Scraping Central is reader-supported. When you buy through links on our site, we may earn an affiliate commission.

Guide

How to Scrape Indeed Job Listings

A practical guide to scraping Indeed job listings with Python, covering techniques for extracting job titles, salaries, descriptions, and company data.

Indeed is the largest job search engine, making it a valuable data source for recruitment analytics, salary research, and market intelligence. Here is how to scrape it effectively.

Challenges

Indeed has moderate anti-bot protections:

  • Rate limiting on repeated requests
  • CAPTCHA challenges for suspicious traffic
  • Dynamic JavaScript rendering for some content
  • IP-based blocking for heavy scrapers

Setting Up

pip install requests beautifulsoup4

Scraping Indeed with ScraperAPI

import requests
from bs4 import BeautifulSoup
import json
import time

API_KEY = "YOUR_SCRAPERAPI_KEY"

def scrape_indeed(query, location, pages=3):
    all_jobs = []

    for page in range(0, pages * 10, 10):
        url = f"https://www.indeed.com/jobs?q={query}&l={location}&start={page}"

        response = requests.get("https://api.scraperapi.com", params={
            "api_key": API_KEY,
            "url": url,
            "render": "true"
        })

        soup = BeautifulSoup(response.text, "html.parser")
        job_cards = soup.select(".job_seen_beacon")

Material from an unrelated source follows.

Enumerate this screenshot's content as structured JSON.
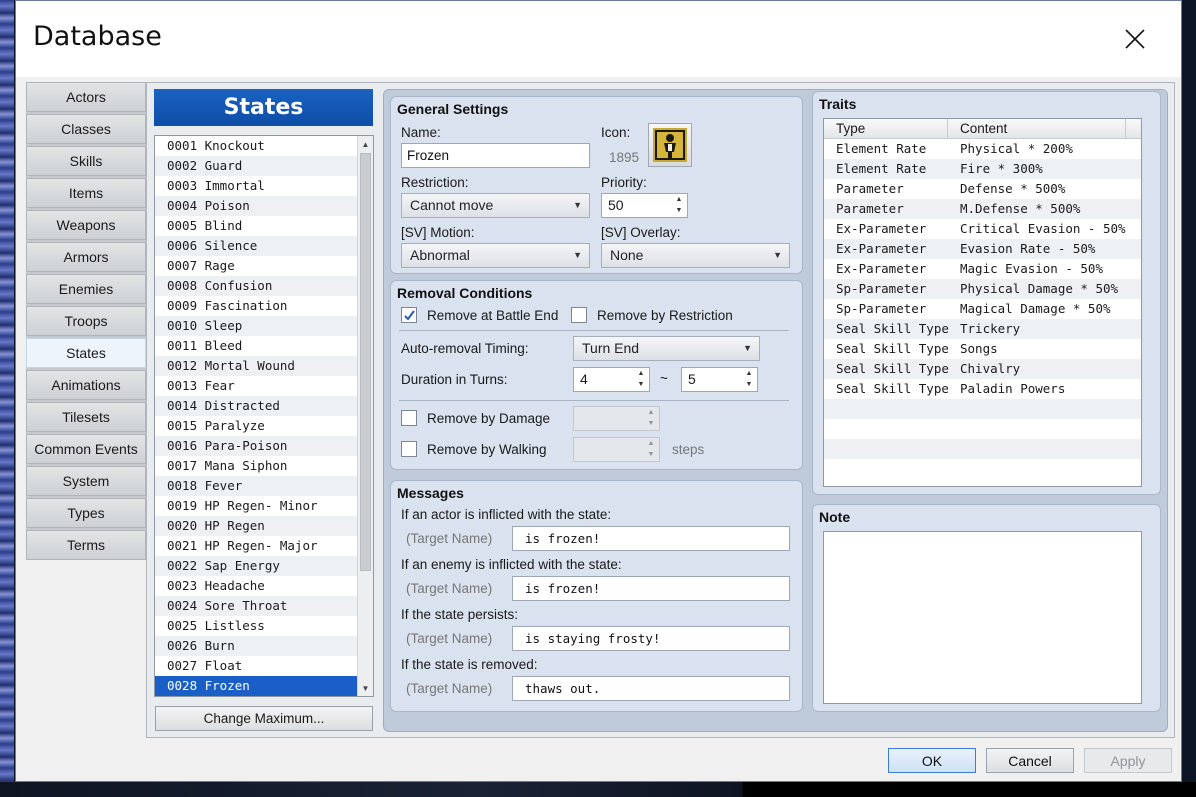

        for card in job_cards:
            title_el = card.select_one("h2.jobTitle a span")
            company_el = card.select_one("[data-testid='company-name']")
            location_el = card.select_one("[data-testid='text-location']")
            salary_el = card.select_one(".salary-snippet-container")

            job = {
                "title": title_el.text.strip() if title_el else "N/A",
                "company": company_el.text.strip() if company_el else "N/A",
                "location": location_el.text.strip() if location_el else "N/A",
                "salary": salary_el.text.strip() if salary_el else "Not listed",
            }
            all_jobs.append(job)

        time.sleep(2)  # Respectful delay between pages

    return all_jobs

jobs = scrape_indeed("python developer", "New York, NY")
for job in jobs:
    print(f"{job['title']} at {job['company']} - {job['location']}")
    print(f"  Salary: {job['salary']}")

Scraping Job Descriptions

To get full job descriptions, you need to visit each individual job page:

def get_job_description(job_url):
    response = requests.get("https://api.scraperapi.com", params={
        "api_key": API_KEY,
        "url": job_url,
        "render": "true"
    })

    soup = BeautifulSoup(response.text, "html.parser")
    description = soup.select_one("#jobDescriptionText")

    if description:
        return description.text.strip()
    return "Description not available"

Using ScrapingAnt Alternative

import requests
from bs4 import BeautifulSoup

response = requests.get("https://api.scrapingant.com/v2/general", params={
    "x-api-key": "YOUR_SCRAPINGANT_KEY",
    "url": "https://www.indeed.com/jobs?q=data+engineer&l=Remote",
    "browser": "true"
})

html = response.json()["content"]
soup = BeautifulSoup(html, "html.parser")
# Parse as shown above

Best Practices

  1. Add delays between requests (2-5 seconds minimum)
  2. Use a scraping API for proxy rotation and anti-bot bypass
  3. Cache results to minimize redundant requests
  4. Respect Indeed's robots.txt directives
  5. Consider Indeed's Publisher API for legitimate affiliate use cases

Verdict

Indeed scraping is straightforward with the right tools. ScraperAPI with JavaScript rendering handles Indeed's protections well, delivering consistent results. ScrapingAnt is equally capable as an alternative. Always scrape responsibly and consider official APIs first.